Culture in the Cook Islands

Cook Islands history starts about 500AD when the islands are first believed to be settled by a migration that left from western French Polynesia. The ancient Cook Island Maoris believed in ancestral gods and the community was held together by the ruling chief or ariki and the priest or ta'unga both of which were hereditary titles, usually passing through the male lineage. The ariki and ta'unga were reveered as having supernatural powers referred to as mana and this mana could be increased from consuming their enemies in war. Cannibalism and warfare were thus common practice. Sub chiefs were responsible for smaller collections of families within a village.

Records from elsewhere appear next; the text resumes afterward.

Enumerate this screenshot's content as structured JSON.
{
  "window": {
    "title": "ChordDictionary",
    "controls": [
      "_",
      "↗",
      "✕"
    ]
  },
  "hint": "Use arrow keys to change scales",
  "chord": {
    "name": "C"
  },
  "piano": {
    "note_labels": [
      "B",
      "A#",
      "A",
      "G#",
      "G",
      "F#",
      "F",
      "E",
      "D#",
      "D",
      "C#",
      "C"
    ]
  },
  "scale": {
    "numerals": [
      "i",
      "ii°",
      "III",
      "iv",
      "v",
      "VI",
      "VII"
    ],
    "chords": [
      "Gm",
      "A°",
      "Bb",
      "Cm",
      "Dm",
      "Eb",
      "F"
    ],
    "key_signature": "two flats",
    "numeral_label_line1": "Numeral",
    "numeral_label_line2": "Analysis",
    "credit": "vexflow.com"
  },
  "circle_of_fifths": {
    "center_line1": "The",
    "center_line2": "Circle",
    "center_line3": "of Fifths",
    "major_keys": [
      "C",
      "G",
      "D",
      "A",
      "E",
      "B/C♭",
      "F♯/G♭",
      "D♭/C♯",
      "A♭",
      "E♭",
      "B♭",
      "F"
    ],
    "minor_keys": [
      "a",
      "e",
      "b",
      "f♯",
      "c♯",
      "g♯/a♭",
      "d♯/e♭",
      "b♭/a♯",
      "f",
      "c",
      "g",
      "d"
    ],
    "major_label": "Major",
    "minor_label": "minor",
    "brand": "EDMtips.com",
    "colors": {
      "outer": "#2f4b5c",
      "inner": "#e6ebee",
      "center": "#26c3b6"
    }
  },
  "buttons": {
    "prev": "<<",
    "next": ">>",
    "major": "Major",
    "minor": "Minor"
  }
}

The islanders were experienced sea navigators and travelled between islands in large double-hulled catamarans that could accommodate up to 60 people. They navigated using the stars, cloud patterns and the swell, temperature and currents of the sea. When looking for new islands they would take frigate birds with them and on their release, follow their direction to find land. Seven such canoes departed from Ngatangiia Harbour on the east coast of Rarotonga and eventually reached New Zealand to colonise the islands. Knowledge of these sea-faring voyages were passed on in the form of chants.

There are no written accounts of pre-Christian history, so most of what we know now comes through the words and actions of traditional dances and through examining the archaeological marae (spiritual meeting places) that lay in ruins around the islands. The Maoris practised body tattooing as a form of identity, markings based on the descendancy of ones heritage.

In 1595, Pukapuka in the northern group was sighted by Alvarano de Mendana of Spain. In 1773, on his second Pacific voyage, Captain Cook sighted Manuae and named it Hervey's Island which was applied to the entire Southern Group after more sightings. It wasn't 1824 that the islands were named the Cook Islands in his honour. Following the explorers came the missionaries and blackbirders bringing with them Christianity and new diseases. Within time the Maoris were clothed, their religious beliefs abolished and traditions abandoned. Kava drinking was forbidden, and today is one of the few South Pacific Islands where it is still not practised. Instead, alcohol brewed from oranges became popular and today the "bush-beer" schools still thrive on Atiu.

In 1888, the ariki on Rarotonga pronounced the islands a British protectorate on hearing the French were voyaging to claim the islands from themselves. For 14 years, the islands were administered from New Zealand and in 1901 the Cooks finally became annexed to New Zealand and the power of the ariki was removed. In 1965, the islands attained independence in the form of internal self-governance in association with New Zealand. Cook Islanders remain New Zealand citizens.